Installation arrangement (16) according to one of the preceding claims, wherein a locking device (9) is connected to the installation deck (3), which locking device (9) is configured to interact with a surrounding building structure or the stator beam (18) and/or guide rails located in the building.
Installation arrangement (16) according to one of the preceding claims, wherein the mover (24, 26) comprises permanent magnets (71) co-acting with the stator beam (18).
Installation arrangement (16) according to one of the preceding claims, wherein the motion and safety control unit (7) comprises an elevator drive unit and an electronic overspeed governor.
Installation arrangement (16) according to one of the preceding claims, wherein the motion and safety control unit (7) comprises a power source (8), in particular a battery, for supplying power to the motor windings (74, 76).
Installation arrangement (16) according to claim 7, wherein the motion and safety control unit (7) comprises an inverter (23) having input connected to the battery (8) and output connected to a 1-phase or 3-phase AC output socket (25) to supply battery power for tools of construction workers working from the installation deck (3).
Installation arrangement (16) according to one of the preceding claims, wherein the motion and safety control unit (7) comprises motion sensor (11) for sensing absolute position and movement of mover (24, 26) / installation deck (3).
Installation arrangement (16) according to one of the preceding claims, wherein the motion and safety control unit (7) comprises a wireless battery charger (21) for charging the power source (8).
Installation arrangement (16) according to one of the preceding claims, wherein the mover (24, 26) comprises mechanical brakes (9) configured to interact with the stator beam (18) and/or with the guide rails located in the elevator hoistway (12).
Installation arrangement (16) according to one of the preceding claims, wherein the installation arrangement (16) comprises at least two movers (24, 26).

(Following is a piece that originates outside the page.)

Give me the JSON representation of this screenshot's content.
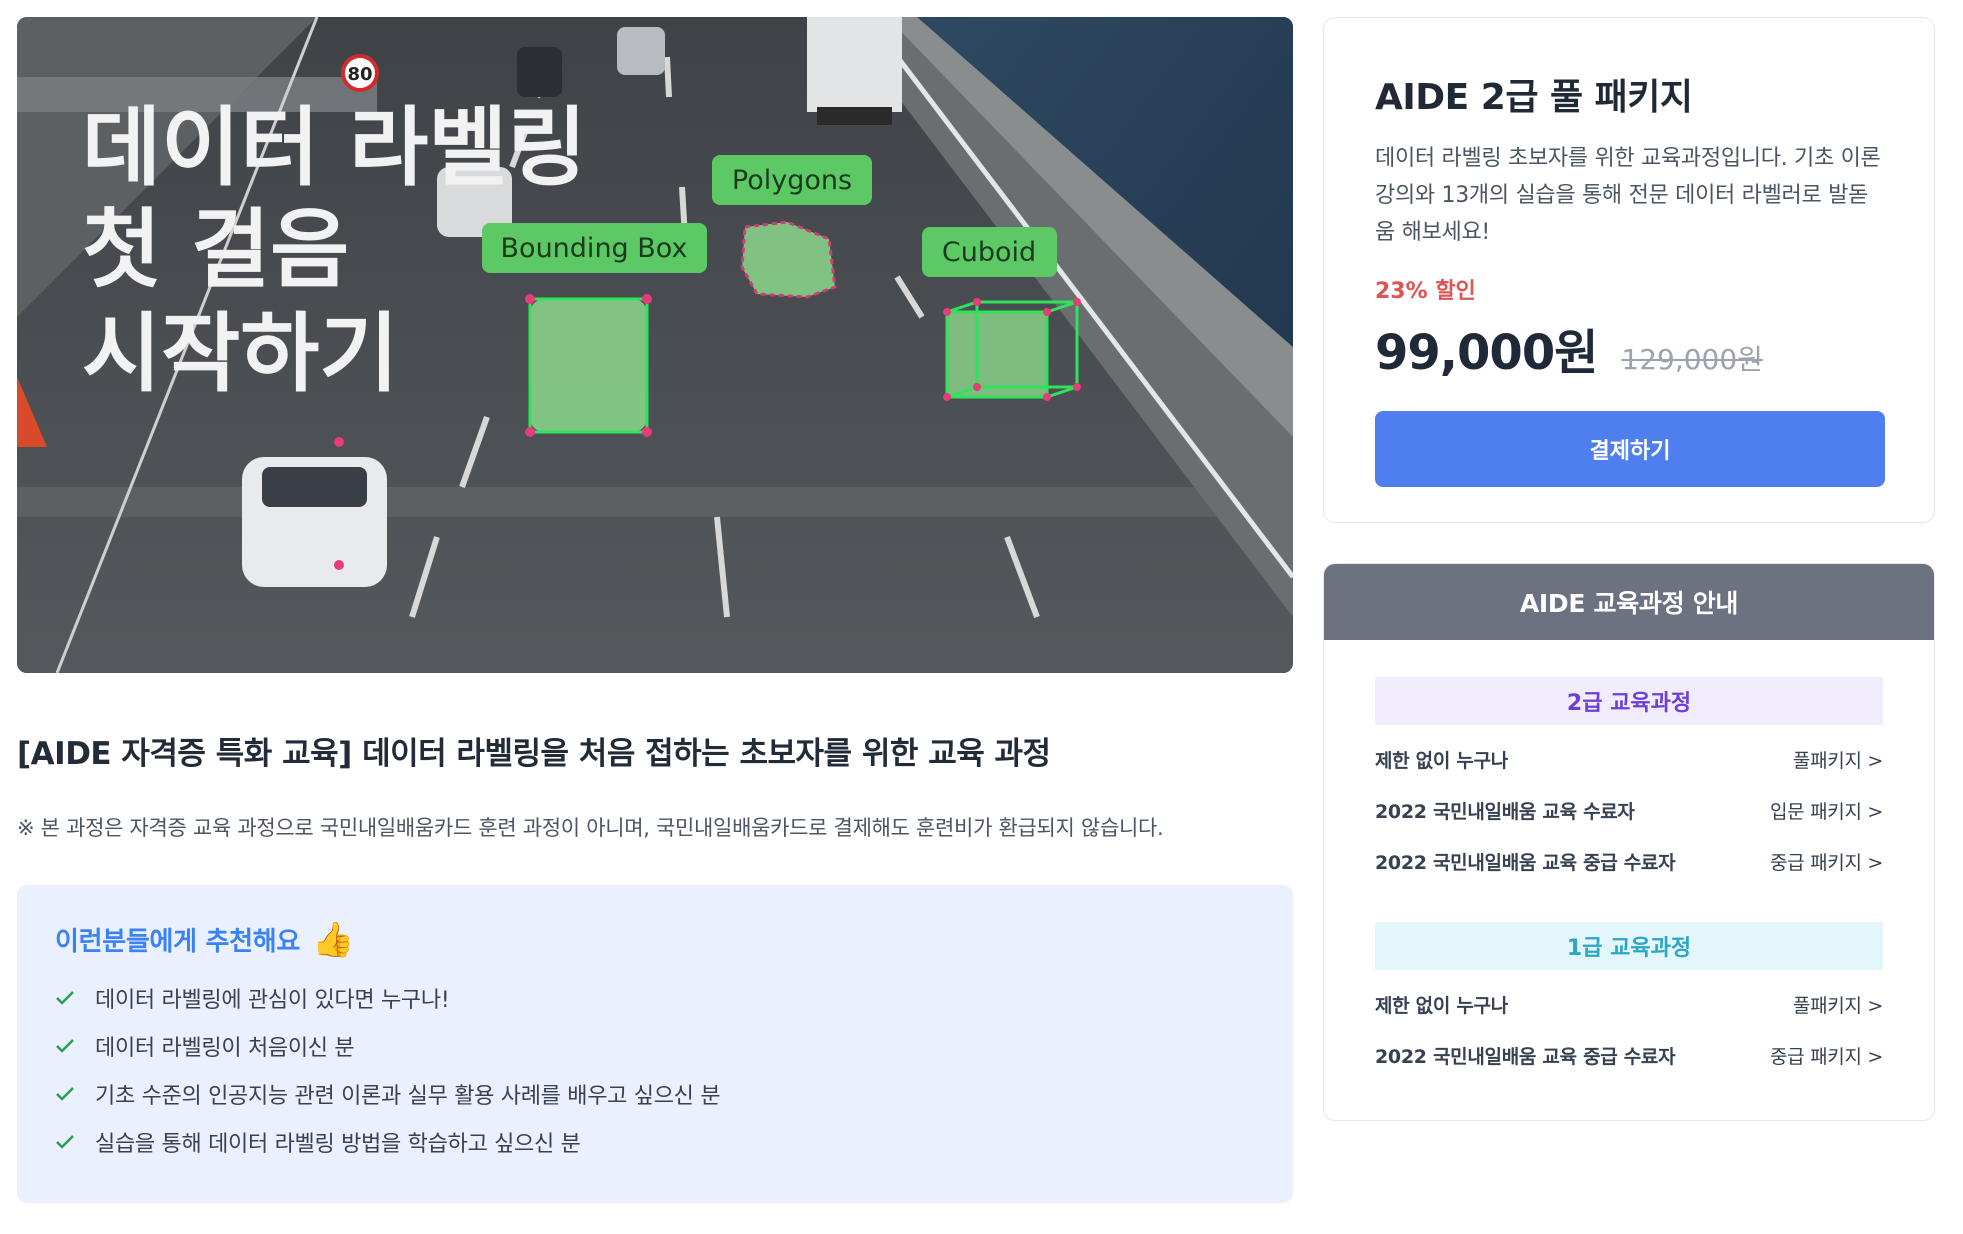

Construction-time elevator comprising at least one installation arrangement (16) according to one of the preceding claims and at least one vertical stator beam (18) located in the elevator hoistway (12).
Construction-time elevator according to claim 13, wherein the stator beam (18) comprises stator rods (50) made of iron.
Construction-time elevator according to claim 13 or 14, wherein the stator beam (18) is integrated with or forming a vertical guide rail in the elevator hoistway (12).
Method for the construction of a building, the method comprising
- providing an installation arrangement (16) according to one of claims 1 to 9 on the bottom floor (12) of the building site,

- erecting the hoisting height of the installation arrangement (16) by connecting stator beam segments end-to-end to form at least one stator beam (18) in the hoistway,

- placing the installation arrangement (16) in connection with the at least one stator beam (18).
Method according to claim 16, wherein the mover (24, 26) is detached from the installation deck (3) and connected to a construction time elevator car after a preset degree of readiness of the elevator installation has been reached.
Method according to claim 17, wherein also the a motion and safety control unit (7) is detached from the installation deck (3) and connected to the construction time elevator car.